Today, the carillon is still a genuine part of the soundscape of the cities in Belgium and the Netherlands, and the carillon culture is gaining importance, as is demonstrated by the recognition by UNESCO of the carillon culture in Belgium. However, keeping this sonic heritage alive remains a challenge. How do carillonneurs manage in keeping their messages relevant? How can the old social medium of the carillon connect with the social media of today? How can the carillon contribute to the experience of time and space in the city? And is this geographically embedded musical culture transferable to other regions in Europe and beyond?
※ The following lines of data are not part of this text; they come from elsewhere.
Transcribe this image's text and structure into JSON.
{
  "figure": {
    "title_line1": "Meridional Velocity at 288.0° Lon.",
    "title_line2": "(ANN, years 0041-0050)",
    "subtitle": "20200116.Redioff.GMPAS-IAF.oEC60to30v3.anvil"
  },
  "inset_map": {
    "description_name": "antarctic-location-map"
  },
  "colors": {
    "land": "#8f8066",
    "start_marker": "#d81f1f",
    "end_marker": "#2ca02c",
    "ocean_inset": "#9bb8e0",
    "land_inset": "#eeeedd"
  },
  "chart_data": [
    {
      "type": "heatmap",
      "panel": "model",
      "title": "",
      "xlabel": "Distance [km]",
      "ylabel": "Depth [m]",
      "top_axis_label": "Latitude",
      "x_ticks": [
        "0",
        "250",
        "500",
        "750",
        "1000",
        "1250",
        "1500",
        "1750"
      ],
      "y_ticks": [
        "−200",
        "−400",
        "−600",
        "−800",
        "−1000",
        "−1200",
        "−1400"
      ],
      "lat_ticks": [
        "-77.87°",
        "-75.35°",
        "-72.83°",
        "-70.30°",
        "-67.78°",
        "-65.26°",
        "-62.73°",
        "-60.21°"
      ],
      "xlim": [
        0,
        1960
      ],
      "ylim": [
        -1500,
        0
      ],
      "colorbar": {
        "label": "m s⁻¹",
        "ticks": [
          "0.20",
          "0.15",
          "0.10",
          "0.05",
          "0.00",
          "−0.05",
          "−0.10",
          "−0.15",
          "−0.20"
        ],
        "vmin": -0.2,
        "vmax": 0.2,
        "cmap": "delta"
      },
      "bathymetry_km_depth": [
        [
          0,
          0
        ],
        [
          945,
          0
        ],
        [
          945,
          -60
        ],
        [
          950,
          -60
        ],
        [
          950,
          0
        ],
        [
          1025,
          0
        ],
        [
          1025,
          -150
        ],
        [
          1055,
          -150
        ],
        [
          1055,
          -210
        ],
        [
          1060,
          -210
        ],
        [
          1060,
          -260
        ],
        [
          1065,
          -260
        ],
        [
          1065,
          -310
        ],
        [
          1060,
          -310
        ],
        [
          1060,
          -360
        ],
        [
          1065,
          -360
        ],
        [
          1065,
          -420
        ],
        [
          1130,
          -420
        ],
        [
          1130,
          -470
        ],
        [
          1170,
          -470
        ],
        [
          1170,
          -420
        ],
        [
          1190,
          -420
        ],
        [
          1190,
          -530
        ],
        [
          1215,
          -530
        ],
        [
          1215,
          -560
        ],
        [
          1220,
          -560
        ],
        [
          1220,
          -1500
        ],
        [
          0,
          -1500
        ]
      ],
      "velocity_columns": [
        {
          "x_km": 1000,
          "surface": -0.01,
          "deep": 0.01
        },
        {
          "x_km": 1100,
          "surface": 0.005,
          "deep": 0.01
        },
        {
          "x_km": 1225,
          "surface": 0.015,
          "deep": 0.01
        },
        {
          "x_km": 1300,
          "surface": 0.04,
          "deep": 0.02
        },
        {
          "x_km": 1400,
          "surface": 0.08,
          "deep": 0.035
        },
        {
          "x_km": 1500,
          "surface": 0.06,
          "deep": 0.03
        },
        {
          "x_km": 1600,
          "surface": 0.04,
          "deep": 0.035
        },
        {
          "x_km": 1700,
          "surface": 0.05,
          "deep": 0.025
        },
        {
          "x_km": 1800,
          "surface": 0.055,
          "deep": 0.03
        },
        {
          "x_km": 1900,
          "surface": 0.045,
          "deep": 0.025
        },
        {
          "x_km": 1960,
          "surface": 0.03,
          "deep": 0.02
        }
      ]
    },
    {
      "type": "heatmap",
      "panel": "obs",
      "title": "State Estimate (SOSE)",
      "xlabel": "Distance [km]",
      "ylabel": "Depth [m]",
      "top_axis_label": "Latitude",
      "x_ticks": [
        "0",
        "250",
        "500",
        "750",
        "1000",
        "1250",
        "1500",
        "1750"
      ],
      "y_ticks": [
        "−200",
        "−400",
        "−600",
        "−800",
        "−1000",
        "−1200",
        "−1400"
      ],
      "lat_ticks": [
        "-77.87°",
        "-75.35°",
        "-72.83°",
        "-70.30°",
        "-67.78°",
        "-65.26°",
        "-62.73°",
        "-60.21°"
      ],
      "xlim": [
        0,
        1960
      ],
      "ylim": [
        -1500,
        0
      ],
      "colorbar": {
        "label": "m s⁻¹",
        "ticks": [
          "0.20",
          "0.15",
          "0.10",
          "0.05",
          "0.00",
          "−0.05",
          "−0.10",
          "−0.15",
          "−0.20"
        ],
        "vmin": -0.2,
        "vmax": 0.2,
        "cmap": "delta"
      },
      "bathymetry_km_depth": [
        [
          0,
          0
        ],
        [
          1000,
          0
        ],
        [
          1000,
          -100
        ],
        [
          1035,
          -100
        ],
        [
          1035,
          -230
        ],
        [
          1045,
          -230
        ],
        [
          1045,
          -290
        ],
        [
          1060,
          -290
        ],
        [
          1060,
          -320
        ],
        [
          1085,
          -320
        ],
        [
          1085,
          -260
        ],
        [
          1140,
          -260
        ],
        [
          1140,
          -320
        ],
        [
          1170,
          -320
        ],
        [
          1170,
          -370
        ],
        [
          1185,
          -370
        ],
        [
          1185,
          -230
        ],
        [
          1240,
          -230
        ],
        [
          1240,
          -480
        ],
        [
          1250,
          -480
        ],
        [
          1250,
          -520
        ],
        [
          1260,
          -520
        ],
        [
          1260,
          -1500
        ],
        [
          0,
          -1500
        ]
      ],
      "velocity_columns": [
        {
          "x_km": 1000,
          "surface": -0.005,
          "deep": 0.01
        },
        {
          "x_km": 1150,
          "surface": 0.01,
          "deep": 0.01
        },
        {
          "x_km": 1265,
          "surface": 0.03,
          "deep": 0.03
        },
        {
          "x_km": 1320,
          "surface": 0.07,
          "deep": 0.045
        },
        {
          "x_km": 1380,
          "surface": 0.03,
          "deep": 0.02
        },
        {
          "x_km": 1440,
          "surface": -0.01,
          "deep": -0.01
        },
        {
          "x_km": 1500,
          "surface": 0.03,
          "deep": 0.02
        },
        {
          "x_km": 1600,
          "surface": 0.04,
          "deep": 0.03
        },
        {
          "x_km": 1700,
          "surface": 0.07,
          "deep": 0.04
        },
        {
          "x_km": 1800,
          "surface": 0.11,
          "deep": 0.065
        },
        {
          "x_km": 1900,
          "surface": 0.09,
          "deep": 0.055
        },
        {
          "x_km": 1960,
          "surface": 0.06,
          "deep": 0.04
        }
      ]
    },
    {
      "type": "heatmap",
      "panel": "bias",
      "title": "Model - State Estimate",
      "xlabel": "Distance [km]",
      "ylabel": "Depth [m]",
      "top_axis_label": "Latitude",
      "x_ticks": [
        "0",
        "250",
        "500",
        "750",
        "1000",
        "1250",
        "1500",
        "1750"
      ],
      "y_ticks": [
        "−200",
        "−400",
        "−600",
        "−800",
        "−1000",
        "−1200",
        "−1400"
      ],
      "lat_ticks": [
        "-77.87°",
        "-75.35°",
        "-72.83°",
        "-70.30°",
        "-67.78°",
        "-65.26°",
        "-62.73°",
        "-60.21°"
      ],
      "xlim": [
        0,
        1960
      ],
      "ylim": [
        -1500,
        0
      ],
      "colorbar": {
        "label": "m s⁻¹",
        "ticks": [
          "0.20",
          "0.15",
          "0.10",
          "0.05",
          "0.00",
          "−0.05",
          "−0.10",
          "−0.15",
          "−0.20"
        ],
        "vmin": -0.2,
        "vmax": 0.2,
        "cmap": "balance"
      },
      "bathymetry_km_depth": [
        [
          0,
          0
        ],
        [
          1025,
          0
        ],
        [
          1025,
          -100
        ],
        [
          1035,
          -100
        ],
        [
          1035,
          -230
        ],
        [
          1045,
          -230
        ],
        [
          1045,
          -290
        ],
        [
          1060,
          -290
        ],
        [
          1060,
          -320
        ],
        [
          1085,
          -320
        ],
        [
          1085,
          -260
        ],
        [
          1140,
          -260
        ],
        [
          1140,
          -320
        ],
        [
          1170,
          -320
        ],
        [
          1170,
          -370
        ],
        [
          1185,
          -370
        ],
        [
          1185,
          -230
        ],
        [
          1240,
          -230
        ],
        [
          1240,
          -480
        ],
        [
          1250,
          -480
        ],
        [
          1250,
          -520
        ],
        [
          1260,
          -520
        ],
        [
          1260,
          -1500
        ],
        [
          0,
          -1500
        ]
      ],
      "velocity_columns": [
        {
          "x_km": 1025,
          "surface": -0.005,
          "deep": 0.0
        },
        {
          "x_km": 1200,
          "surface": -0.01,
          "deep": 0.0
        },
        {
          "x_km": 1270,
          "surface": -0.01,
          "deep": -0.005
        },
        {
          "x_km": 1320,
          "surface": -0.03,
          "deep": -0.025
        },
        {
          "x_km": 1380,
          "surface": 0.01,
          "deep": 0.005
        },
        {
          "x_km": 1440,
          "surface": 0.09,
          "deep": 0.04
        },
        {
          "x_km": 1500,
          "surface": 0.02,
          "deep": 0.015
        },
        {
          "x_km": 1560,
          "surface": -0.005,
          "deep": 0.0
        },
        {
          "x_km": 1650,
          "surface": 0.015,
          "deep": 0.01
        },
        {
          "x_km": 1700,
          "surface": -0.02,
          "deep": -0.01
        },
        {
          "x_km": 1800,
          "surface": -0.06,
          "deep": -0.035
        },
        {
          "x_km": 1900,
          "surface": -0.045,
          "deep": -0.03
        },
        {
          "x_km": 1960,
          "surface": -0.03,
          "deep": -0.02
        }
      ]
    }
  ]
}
Luc Rombouts is city carillonneur of Tienen (Belgium) and university carillonneur of Leuven (Belgium), where he plays the carillons of the University Library and the Great Beguinage. He has given recitals in Europe and in the USA and has performed during festivals and congresses.
He wrote an award-winning book on carillon history, entitled Zingend brons. 500 jaar beiaardmuziek in de Oude en de Nieuwe Wereld (Davidsfonds, 2010). This book was published in English in 2014 under the title Singing Bronze. A History of Carillon Music (Leuven University Press / Cornell University Press). In 2016 he obtained a PhD degree cum laude from the University of Utrecht on a thesis about the origin of the carillon. Luc coordinated the project that led in 2014 to the recognition of the Belgian carillon culture as a best safeguarding practice in intangible cultural heritage by UNESCO.